On Sept. 14, 2015, an international team of scientists detected gravitational waves, opening a new realm of study in astrophysics. This was the first time that gravitational waves were empirically detected, 100 years after Albert Einstein predicted their existence. MSU physicist Neil Cornish was one of the members of this elite team of researchers.
Cornish has been a professor at MSU since August 1999. He previously worked in the field of theoretical cosmology, both at Cambridge as part of Stephen Hawking’s research group and also at Princeton on a NASA project to map afterglow of the big bang. He became interested in changing his focus to gravitational waves because of all the possibilities the field offered. “It’s opening up an entire new way of looking at the universe, the potential just seemed to be so great,” he said. “It was like wide open territory, like going out to the West and there were all these opportunities where it hadn’t all been picked over.”

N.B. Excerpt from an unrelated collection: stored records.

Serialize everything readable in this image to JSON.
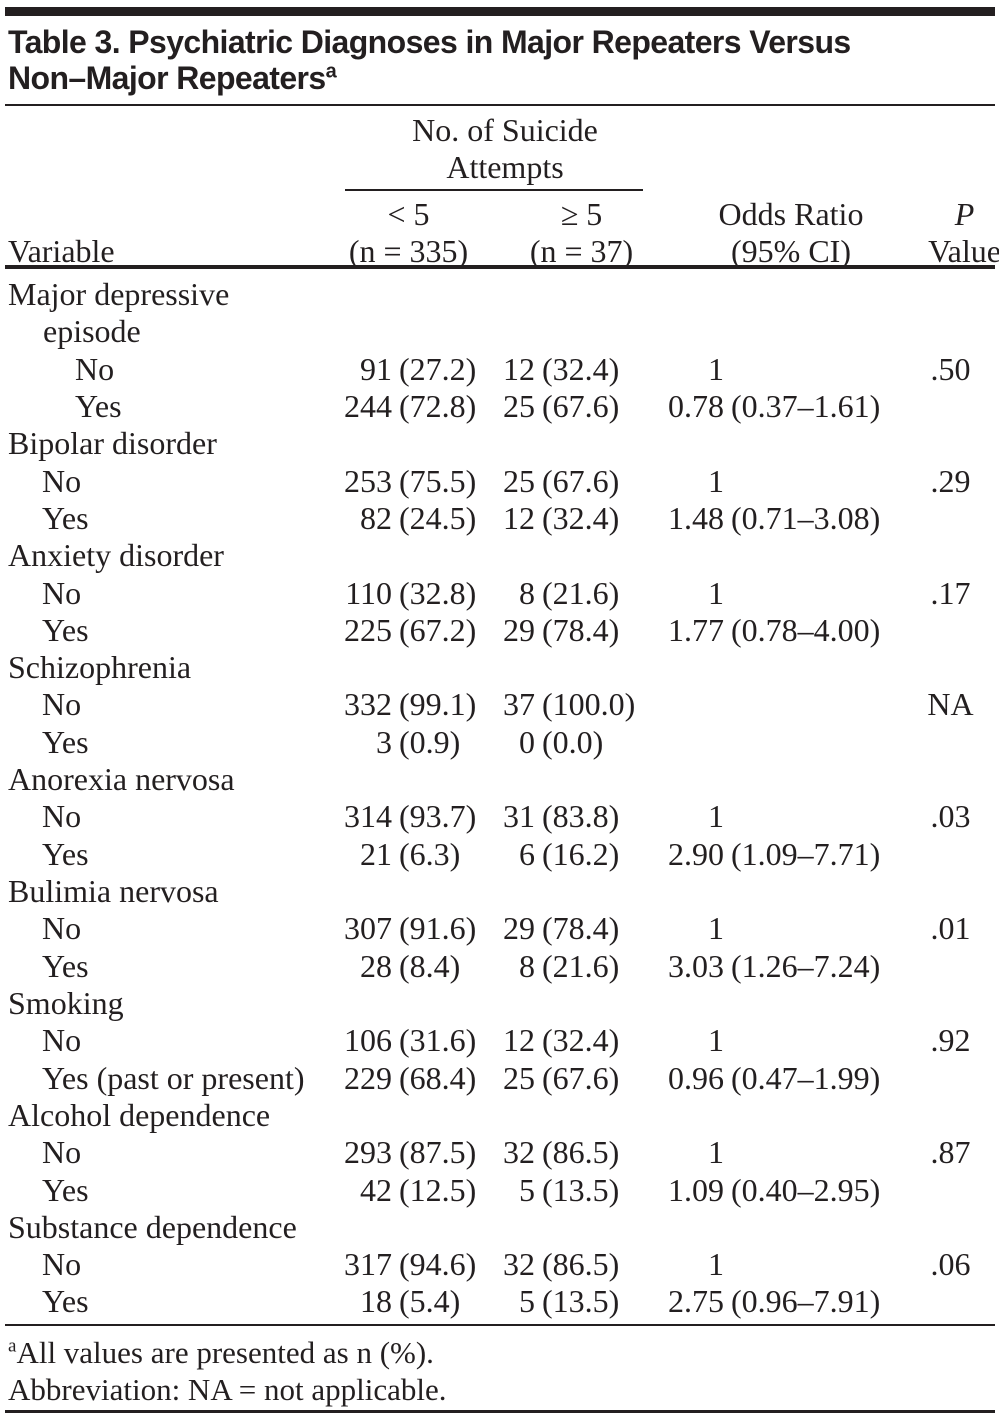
{
  "colors": {
    "text": "#231f20",
    "rule": "#231f20",
    "background": "#ffffff"
  },
  "title": {
    "line1": "Table 3. Psychiatric Diagnoses in Major Repeaters Versus",
    "line2": "Non–Major Repeaters",
    "superscript": "a"
  },
  "header": {
    "variable": "Variable",
    "spanner_line1": "No. of Suicide",
    "spanner_line2": "Attempts",
    "col_lt5_line1": "< 5",
    "col_lt5_line2": "(n = 335)",
    "col_ge5_line1": "≥ 5",
    "col_ge5_line2": "(n = 37)",
    "col_or_line1": "Odds Ratio",
    "col_or_line2": "(95% CI)",
    "col_p_line1": "P",
    "col_p_line2": "Value"
  },
  "groups": [
    {
      "label_lines": [
        "Major depressive",
        "episode"
      ],
      "rows": [
        {
          "label": "No",
          "n_lt5": "91",
          "pct_lt5": "(27.2)",
          "n_ge5": "12",
          "pct_ge5": "(32.4)",
          "or_value": "1",
          "or_ci": "",
          "p": ".50"
        },
        {
          "label": "Yes",
          "n_lt5": "244",
          "pct_lt5": "(72.8)",
          "n_ge5": "25",
          "pct_ge5": "(67.6)",
          "or_value": "0.78",
          "or_ci": "(0.37–1.61)",
          "p": ""
        }
      ]
    },
    {
      "label_lines": [
        "Bipolar disorder"
      ],
      "rows": [
        {
          "label": "No",
          "n_lt5": "253",
          "pct_lt5": "(75.5)",
          "n_ge5": "25",
          "pct_ge5": "(67.6)",
          "or_value": "1",
          "or_ci": "",
          "p": ".29"
        },
        {
          "label": "Yes",
          "n_lt5": "82",
          "pct_lt5": "(24.5)",
          "n_ge5": "12",
          "pct_ge5": "(32.4)",
          "or_value": "1.48",
          "or_ci": "(0.71–3.08)",
          "p": ""
        }
      ]
    },
    {
      "label_lines": [
        "Anxiety disorder"
      ],
      "rows": [
        {
          "label": "No",
          "n_lt5": "110",
          "pct_lt5": "(32.8)",
          "n_ge5": "8",
          "pct_ge5": "(21.6)",
          "or_value": "1",
          "or_ci": "",
          "p": ".17"
        },
        {
          "label": "Yes",
          "n_lt5": "225",
          "pct_lt5": "(67.2)",
          "n_ge5": "29",
          "pct_ge5": "(78.4)",
          "or_value": "1.77",
          "or_ci": "(0.78–4.00)",
          "p": ""
        }
      ]
    },
    {
      "label_lines": [
        "Schizophrenia"
      ],
      "rows": [
        {
          "label": "No",
          "n_lt5": "332",
          "pct_lt5": "(99.1)",
          "n_ge5": "37",
          "pct_ge5": "(100.0)",
          "or_value": "",
          "or_ci": "",
          "p": "NA"
        },
        {
          "label": "Yes",
          "n_lt5": "3",
          "pct_lt5": "(0.9)",
          "n_ge5": "0",
          "pct_ge5": "(0.0)",
          "or_value": "",
          "or_ci": "",
          "p": ""
        }
      ]
    },
    {
      "label_lines": [
        "Anorexia nervosa"
      ],
      "rows": [
        {
          "label": "No",
          "n_lt5": "314",
          "pct_lt5": "(93.7)",
          "n_ge5": "31",
          "pct_ge5": "(83.8)",
          "or_value": "1",
          "or_ci": "",
          "p": ".03"
        },
        {
          "label": "Yes",
          "n_lt5": "21",
          "pct_lt5": "(6.3)",
          "n_ge5": "6",
          "pct_ge5": "(16.2)",
          "or_value": "2.90",
          "or_ci": "(1.09–7.71)",
          "p": ""
        }
      ]
    },
    {
      "label_lines": [
        "Bulimia nervosa"
      ],
      "rows": [
        {
          "label": "No",
          "n_lt5": "307",
          "pct_lt5": "(91.6)",
          "n_ge5": "29",
          "pct_ge5": "(78.4)",
          "or_value": "1",
          "or_ci": "",
          "p": ".01"
        },
        {
          "label": "Yes",
          "n_lt5": "28",
          "pct_lt5": "(8.4)",
          "n_ge5": "8",
          "pct_ge5": "(21.6)",
          "or_value": "3.03",
          "or_ci": "(1.26–7.24)",
          "p": ""
        }
      ]
    },
    {
      "label_lines": [
        "Smoking"
      ],
      "rows": [
        {
          "label": "No",
          "n_lt5": "106",
          "pct_lt5": "(31.6)",
          "n_ge5": "12",
          "pct_ge5": "(32.4)",
          "or_value": "1",
          "or_ci": "",
          "p": ".92"
        },
        {
          "label": "Yes (past or present)",
          "n_lt5": "229",
          "pct_lt5": "(68.4)",
          "n_ge5": "25",
          "pct_ge5": "(67.6)",
          "or_value": "0.96",
          "or_ci": "(0.47–1.99)",
          "p": ""
        }
      ]
    },
    {
      "label_lines": [
        "Alcohol dependence"
      ],
      "rows": [
        {
          "label": "No",
          "n_lt5": "293",
          "pct_lt5": "(87.5)",
          "n_ge5": "32",
          "pct_ge5": "(86.5)",
          "or_value": "1",
          "or_ci": "",
          "p": ".87"
        },
        {
          "label": "Yes",
          "n_lt5": "42",
          "pct_lt5": "(12.5)",
          "n_ge5": "5",
          "pct_ge5": "(13.5)",
          "or_value": "1.09",
          "or_ci": "(0.40–2.95)",
          "p": ""
        }
      ]
    },
    {
      "label_lines": [
        "Substance dependence"
      ],
      "rows": [
        {
          "label": "No",
          "n_lt5": "317",
          "pct_lt5": "(94.6)",
          "n_ge5": "32",
          "pct_ge5": "(86.5)",
          "or_value": "1",
          "or_ci": "",
          "p": ".06"
        },
        {
          "label": "Yes",
          "n_lt5": "18",
          "pct_lt5": "(5.4)",
          "n_ge5": "5",
          "pct_ge5": "(13.5)",
          "or_value": "2.75",
          "or_ci": "(0.96–7.91)",
          "p": ""
        }
      ]
    }
  ],
  "footnotes": {
    "note1_sup": "a",
    "note1": "All values are presented as n (%).",
    "note2": "Abbreviation: NA = not applicable."
  }
}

MSU is one of few universities with a program in extreme gravity, which led Cornish to Montana. “There aren’t that many places in the world that actually have a focus on studying gravitational astrophysics and extreme gravity,” he said. The program was founded in the 1960s by Ken Nordtvedt, who came to MSU from MIT and established a group focused on gravity and general relativity, hiring new faculty in the field.
In addition to its research opportunities, Bozeman’s landscape appealed to Cornish. He grew up on a farm in the foothills of the Grampians in Australia, and he was happy to return to the mountains. “There was a department with a research focus in what I worked in also in a beautiful mountain setting, so it just seemed like the perfect fit,” he said.
In 2007 MSU became the 42nd institution to join the Laser Interferometer Gravitational-Wave Observatory (LIGO) collaboration, a project which uses high-sensitivity detectors to search for gravitational waves. The LIGO project started in 1997 and began installing advanced detectors in 2011. The new instruments began operation in 2015.
According to Cornish, collaboration on an international level is becoming increasingly common, especially in the field of astronomy. “To be able to go beyond what has been done previously in astronomy you typically need a bigger telescope, more sensitive equipment, and these facilities cost hundreds of millions to billions of dollars. They’re not something that a single researcher is going to be doing,” Cornish explained. “We’re definitely in the era of big science.”
Currently, two MSU researchers are working on the LIGO project: Cornish and graduate student Meg Millhouse, using a data analysis method developed by Cornish and former MSU graduate students Tyson Littenberg and Paul Baker. “We’ve developed a technique that allows us to detect any kind of gravitational wave signal with no assumptions about what it looks like,” Cornish said. Other data analysis methods use pattern matching, making this method a unique way to search for gravitational wave signals in the trace plots produced by the LIGO detectors, which use lasers to track the distance between two mirrors. By not making assumptions, the the analysis program can pick up even unexpected signals, as signals have not been modeled for all cosmic events. “It opens up discovery space,” Cornish said. The team’s work was featured in the first figure of the gravitational waves discovery paper.
In MSU’s extreme gravity group, there are three professors and eight graduate students doing research, as well as some undergraduate students. Only Cornish and Millhouse are officially members of the LIGO collaboration, but there are other research projects being done as well. Another one of Cornish’s projects is using pulsar timing to detect gravitational waves. This technique is meant to pick up lower frequency gravitational waves produced by larger cosmic events.
The department as a whole does not require many university resources; as the research is mostly theoretical, the department does not require laboratory space. They use MSU’s supercomputer —Hyalite Cluster— for some of their analysis, though most of the LIGO data analysis takes place on National Science Foundation-established supercomputers at CalTech. Cornish’s research is supported by three grants: two from the National Science Foundation (one for LIGO and one for pulsar timing), and one from NASA for the development of a future gravitational wave detector that would go in space. According to Cornish, while extreme gravity research does not require a lot of university resources, they would benefit from greater supercomputer capabilities on campus.
Cornish’s research extends into his teaching. For undergraduate courses, Cornish teaches through the Honors College, including the introductory physics sequence and Origins, a seminar focusing on the origins of life and the universe. “When I teach in undergraduate physics, I like to make connections to things that are going on in physics right now because balls rolling down inclined planes doesn’t really generate much excitement,” he said. Additionally, some of the analysis techniques used for gravitational waves are built into the final project for an undergraduate course on computational methods. “I like to bring as much of the research into the teaching as possible,” Cornish said. He also teaches graduate courses.
Cornish was confident that gravitational waves would be detected by the new LIGO instruments, but not necessarily during the first observing run. “I was a little surprised with just how quickly it all happened, but I was essentially 100 percent confident that the new instruments within the next couple years would make a detection,” he said. He expects that within the next few years, tens to hundreds of gravitational waves will be detected. “Then we can really start to do some serious astrophysics. You can do a fair amount with one event, but you really start doing the astrophysics when you have hundreds.”